I was 18 when I found out. Freshly out of high school. My boyfriend was mentally ill at the time and times were extremely rough. He got the help he needed and he is doing amazing now, but that’s beside the point of this story.

I found out in a grocery story bathroom. I was late by 3 weeks and decided I should take a test. I bought it, went straight to the restrooms and just like that, positive. I cried for minutes wondering what I was going to do with my life. Keep in mind, at this time, I was against abortions. I was raised in a household where it was sin to do so. So I was terrified. Terrified because I knew no matter what I went though with, there would be trouble.

I didn’t tell anyone for weeks. The first person I told was my best friend at the time. She was happy, excited to be “aunt”. But I was struggling with what I knew was going to be the most difficult situation in my life yet. I couldn’t even tell my boyfriend I was so scared it would affect his mental health or our relationship.

After a few weeks, I finally couldn’t continue with the 2 am bathroom cries when everyone was asleep. I broke down and told my boyfriend. He was struggling just as much as I. While we both would have loved to be parents, we knew we couldn’t give a life to this child that would be fair. And that if we went through with an adoption, I would be “disowned” by my family.

While all this stress and fear was running through us, I was preparing myself to go through with it and become a teen mom. However, my boyfriend couldn’t handle only him and I knowing so he told his mom. I was furious with him.

His mom came to me a few days later and we talked. She told me how she had an abortion before him and as scary and difficult as it was, it was the best thing she did for herself. For her own right. She pretty much told me I had no choice but to go through with the abortion option. I resented her for even bringing it up to me for the longest time. Sometimes I still do, but I know she was right.
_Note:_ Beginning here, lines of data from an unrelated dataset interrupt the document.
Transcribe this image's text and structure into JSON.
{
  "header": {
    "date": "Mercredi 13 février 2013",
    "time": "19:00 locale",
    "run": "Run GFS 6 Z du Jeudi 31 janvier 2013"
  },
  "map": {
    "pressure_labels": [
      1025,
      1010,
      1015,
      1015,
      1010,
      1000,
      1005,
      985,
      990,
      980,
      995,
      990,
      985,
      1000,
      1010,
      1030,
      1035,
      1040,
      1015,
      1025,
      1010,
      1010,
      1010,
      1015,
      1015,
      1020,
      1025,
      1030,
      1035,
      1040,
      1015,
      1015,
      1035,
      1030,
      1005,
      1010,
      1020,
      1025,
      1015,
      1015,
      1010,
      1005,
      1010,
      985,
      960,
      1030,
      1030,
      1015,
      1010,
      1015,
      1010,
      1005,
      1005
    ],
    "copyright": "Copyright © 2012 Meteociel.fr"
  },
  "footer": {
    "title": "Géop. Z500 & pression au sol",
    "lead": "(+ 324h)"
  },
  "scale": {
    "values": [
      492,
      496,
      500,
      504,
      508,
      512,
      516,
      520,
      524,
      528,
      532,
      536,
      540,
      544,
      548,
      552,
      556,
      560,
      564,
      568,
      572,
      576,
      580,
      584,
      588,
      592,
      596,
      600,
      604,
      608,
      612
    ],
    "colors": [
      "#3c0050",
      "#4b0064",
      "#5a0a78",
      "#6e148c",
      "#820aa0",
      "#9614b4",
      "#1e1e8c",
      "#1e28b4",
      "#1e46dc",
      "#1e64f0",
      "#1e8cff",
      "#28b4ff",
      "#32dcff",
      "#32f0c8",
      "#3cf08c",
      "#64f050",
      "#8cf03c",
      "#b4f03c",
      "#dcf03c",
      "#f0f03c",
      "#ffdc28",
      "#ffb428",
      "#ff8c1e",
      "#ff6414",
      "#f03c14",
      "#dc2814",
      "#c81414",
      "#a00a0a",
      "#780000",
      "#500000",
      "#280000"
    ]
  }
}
And as you probably know where this story goes, I went through with the abortion. I was 12 weeks in when it happened. The pill was no longer available at that time. It was extremely difficult for me to have to go through, but 3 years later and even tho I still get upset about it from time to time and have a breakdown on the annual date, it was the best decision I made for myself and my “what if”. And that moment will always be my favourite “what if”.